Local businessmen who finance part of the pirates' operating costs in exchange for a share of the ransoms refused, resulting in the arrest of four of them by the Shebab.
"The Islamists have arrested four of our investors. They asked for a 20-percent share of ransoms expected to be paid for ships held off Harardhere, but the investors rejected the demand," Abdi Yare, a Hobyo pirate chief, said.
"There were around nine ships -- three of them big ones -- held off Harardhere but the ships started shifting from the area because of the disputes," he told AFP.
Hobyo, north of Harardhere, is controlled by clans hostile to the Shebab.

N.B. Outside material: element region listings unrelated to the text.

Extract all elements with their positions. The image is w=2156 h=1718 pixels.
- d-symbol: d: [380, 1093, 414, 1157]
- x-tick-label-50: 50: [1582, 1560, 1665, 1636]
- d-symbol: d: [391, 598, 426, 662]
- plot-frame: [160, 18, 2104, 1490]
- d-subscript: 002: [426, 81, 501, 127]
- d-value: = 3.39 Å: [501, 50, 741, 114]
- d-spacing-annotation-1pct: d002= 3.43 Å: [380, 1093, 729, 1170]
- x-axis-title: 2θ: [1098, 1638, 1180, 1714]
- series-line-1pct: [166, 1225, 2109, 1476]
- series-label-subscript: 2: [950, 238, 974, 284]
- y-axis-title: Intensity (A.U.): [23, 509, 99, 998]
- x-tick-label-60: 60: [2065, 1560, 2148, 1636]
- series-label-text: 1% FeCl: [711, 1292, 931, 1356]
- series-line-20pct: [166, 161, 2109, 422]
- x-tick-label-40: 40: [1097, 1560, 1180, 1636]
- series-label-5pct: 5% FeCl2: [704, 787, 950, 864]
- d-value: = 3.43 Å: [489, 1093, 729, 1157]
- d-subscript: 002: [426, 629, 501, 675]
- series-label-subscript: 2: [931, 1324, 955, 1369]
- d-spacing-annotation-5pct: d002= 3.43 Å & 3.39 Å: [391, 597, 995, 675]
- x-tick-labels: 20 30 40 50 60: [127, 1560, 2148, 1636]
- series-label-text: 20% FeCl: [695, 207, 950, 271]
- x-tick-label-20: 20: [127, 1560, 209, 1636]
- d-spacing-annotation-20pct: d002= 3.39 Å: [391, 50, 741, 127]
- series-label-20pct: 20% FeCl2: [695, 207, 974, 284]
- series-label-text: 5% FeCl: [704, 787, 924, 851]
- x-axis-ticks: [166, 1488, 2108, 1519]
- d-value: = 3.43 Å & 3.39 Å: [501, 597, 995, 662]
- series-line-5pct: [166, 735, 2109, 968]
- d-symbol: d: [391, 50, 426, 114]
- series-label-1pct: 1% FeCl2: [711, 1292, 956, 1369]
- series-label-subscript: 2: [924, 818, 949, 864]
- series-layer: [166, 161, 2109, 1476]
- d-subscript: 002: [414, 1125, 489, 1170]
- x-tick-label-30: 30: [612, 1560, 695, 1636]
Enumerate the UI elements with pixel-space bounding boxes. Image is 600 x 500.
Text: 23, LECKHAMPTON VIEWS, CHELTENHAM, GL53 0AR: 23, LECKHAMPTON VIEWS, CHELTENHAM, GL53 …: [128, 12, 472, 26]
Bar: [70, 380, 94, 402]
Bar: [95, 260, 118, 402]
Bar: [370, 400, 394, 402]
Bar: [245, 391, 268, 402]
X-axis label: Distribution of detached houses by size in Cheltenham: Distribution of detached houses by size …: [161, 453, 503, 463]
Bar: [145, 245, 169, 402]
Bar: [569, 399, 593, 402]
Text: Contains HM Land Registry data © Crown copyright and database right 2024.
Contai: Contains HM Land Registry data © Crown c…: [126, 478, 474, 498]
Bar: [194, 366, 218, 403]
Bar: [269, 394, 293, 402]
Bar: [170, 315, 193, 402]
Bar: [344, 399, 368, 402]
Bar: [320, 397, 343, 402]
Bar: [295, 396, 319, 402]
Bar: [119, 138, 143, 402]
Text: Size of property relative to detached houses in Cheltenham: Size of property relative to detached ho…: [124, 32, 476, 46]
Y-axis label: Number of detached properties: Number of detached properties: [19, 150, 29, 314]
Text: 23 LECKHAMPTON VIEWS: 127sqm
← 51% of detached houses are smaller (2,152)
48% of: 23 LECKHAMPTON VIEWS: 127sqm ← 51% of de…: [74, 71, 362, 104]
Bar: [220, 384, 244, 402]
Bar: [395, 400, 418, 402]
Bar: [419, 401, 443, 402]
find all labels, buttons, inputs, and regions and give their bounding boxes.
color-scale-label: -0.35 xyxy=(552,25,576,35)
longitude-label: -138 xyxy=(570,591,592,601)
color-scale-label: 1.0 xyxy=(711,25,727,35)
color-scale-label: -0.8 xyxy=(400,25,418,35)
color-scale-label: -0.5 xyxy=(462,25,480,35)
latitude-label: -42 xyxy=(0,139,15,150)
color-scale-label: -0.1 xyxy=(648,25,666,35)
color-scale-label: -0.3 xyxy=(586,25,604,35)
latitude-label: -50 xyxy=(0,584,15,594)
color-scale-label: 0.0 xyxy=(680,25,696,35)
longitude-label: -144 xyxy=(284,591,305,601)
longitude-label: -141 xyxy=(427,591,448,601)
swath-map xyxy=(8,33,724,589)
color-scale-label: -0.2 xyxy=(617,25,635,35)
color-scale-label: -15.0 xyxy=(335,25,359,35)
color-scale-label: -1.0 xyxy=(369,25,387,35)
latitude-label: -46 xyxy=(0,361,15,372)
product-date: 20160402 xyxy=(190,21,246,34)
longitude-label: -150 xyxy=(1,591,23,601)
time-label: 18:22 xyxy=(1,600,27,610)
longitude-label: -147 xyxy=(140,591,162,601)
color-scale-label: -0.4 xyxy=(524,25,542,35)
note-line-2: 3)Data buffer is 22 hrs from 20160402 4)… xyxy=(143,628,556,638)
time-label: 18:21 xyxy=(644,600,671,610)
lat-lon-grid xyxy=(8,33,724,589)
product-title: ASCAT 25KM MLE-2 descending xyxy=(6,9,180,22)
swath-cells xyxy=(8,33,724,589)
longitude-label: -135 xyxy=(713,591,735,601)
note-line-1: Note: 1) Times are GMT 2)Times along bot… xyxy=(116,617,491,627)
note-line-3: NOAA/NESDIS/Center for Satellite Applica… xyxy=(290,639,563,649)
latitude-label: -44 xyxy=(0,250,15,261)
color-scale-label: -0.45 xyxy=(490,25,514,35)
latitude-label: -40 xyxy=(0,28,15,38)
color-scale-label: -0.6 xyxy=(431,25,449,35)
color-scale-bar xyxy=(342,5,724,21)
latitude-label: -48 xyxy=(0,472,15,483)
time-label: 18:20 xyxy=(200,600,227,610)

Abdikarim Moalim, a fisherman near Hobyo, said one of the ships that left Harardhere because of the argument anchored off Hobyo late Thursday.
He said the hijacked vessels held off Harardhere, the small town where modern Somali piracy originated in 2003-2004, were being moved north to Hobyo and Labad.
Another pirate who asked not to be identified also confirmed the arrests.
The Shebab, who control most of south and central Somalia, were initially opposed to piracy, arguing it is outlawed under Islam.
Piracy operations have however been conducted from Shebab-controlled areas recently, suggesting some form of arrangement between the two sides.
The Shebab have failed to break the back of the transitional federal government in Mogadishu despite a two-year-old offensive and are constantly looking for new sources of funding.
So far, there has been no evidence however of Shebab fighters actively conducting piracy operations or benefiting from piracy in any other way than by charging a "docking fee" to pirates active in areas they control.